On pourrait cependant ajouter deux remarques. D’une part, dans un cadre d’indemnisation amiable, il n’est pas nécessairement anormal que les indemnités réparatrices proposées par l’assureur (l’Office étant dans la position d’un assureur public) soient moins élevées que celles que la victime pourrait obtenir au contentieux. C’est le propre d’une transaction, qui permet d’éviter les contraintes d’une saisine de la justice, notamment des délais souvent longs. Dès lors, juger la pratique d’indemnisation amiable de l’Office à l’aune des pratiques d’indemnisation juridictionnelles dans un cadre contentieux ne serait pas nécessairement pertinent. Une transaction n’implique pas nécessairement une réparation intégrale du dommage, la victime pouvant choisir d’accepter une indemnisation partielle, ce qu’elle ne fera pas en général si, bien conseillée, elle juge l’offre non satisfactoire.
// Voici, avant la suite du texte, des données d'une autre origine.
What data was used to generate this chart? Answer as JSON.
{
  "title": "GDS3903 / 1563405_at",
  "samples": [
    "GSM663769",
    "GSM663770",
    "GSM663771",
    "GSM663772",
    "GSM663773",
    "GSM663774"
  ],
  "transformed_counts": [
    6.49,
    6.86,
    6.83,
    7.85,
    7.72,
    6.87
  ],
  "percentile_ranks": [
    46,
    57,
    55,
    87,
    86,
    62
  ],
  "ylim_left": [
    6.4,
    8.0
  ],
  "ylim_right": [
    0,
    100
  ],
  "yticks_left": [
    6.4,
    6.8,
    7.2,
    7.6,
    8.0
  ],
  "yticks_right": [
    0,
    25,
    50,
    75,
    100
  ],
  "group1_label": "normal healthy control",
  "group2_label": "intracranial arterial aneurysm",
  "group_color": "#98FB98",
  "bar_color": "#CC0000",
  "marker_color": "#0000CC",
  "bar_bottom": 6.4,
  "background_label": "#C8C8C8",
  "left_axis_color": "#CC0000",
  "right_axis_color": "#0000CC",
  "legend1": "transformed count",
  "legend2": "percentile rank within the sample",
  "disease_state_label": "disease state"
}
Plus fondamentalement, le principe de réparation intégrale doit-il s’appliquer dans les mêmes termes à un fonds public d’indemnisation comme l’Office et à un responsable (établissement ou professionnel) ? L’ONIAM n’est pas un responsable stricto sensu. Pour cela, il n’est pas nécessairement choquant, sur le principe, que l’indemnisation par la solidarité nationale – alimentée financièrement par la collectivité – s’écarte dans une mesure raisonnable de ce que serait une réparation intégrale du préjudice de la victime, au demeurant difficile à objectiver pour certains postes. Certes, il conviendrait dans ce cas, par souci de cohérence, de modifier l’article L. 1142-17 du Code de la santé publique, qui prévoit que lorsque la CCI conclut à un accident médical non fautif indemnisable, l’Office adresse à la victime une « offre d’indemnisation visant à la réparation intégrale des préjudices subis ». Pour autant, le régime légal d’indemnisation de l’accident médical non fautif prévoit lui-même certaines « entorses » à ce principe, démontrant que, dans ce contexte, la réparation intégrale ne constitue pas pour le législateur une valeur absolue et incontournable. Ainsi, outre que la solidarité nationale n’intervient que pour les dommages atteignant un certain seuil de gravité et qu’elle exclut la réparation des dommages consécutifs à une intervention de chirurgie esthétique (CSP, art. L. 1142-3-1), on relève que les victimes indirectes ne peuvent obtenir indemnisation de leurs préjudices lorsque la victime directe demeure vivante, même lorsque celle-ci est très lourdement handicapée (CSP, art. L. 1142-1, II).
A la fin du mois de juin 2025, l’ONIAM a révisé a minima son référentiel pour se conformer à l’injonction, sans astreinte, du Conseil d’Etat. La nouvelle version abandonne le plafonnement de la prise en charge des frais de conseil, désormais remboursés sur la base de pièces justificatives. Forfait hospitalier et frais d’obsèques sont pris en charge intégralement. Surtout, les montants relatifs au poste de la tierce personne, l’un des plus coûteux pour les dossiers de handicap lourd, sont revalorisés. Sans surprise, la nouvelle version a cependant immédiatement suscité de nouvelles critiques du côté des avocats de victime, en raison de ses évolutions limitées. Pour certains auteurs, le référentiel de l’ONIAM serait même sorti « revigoré » de ce contentieux (S. Hocquet-Berg, préc.), compte tenu du domaine limité de la censure prononcée par le juge administratif. La bataille entourant les référentiels d’indemnisation du dommage corporel est semble-t-il loin d’être achevée.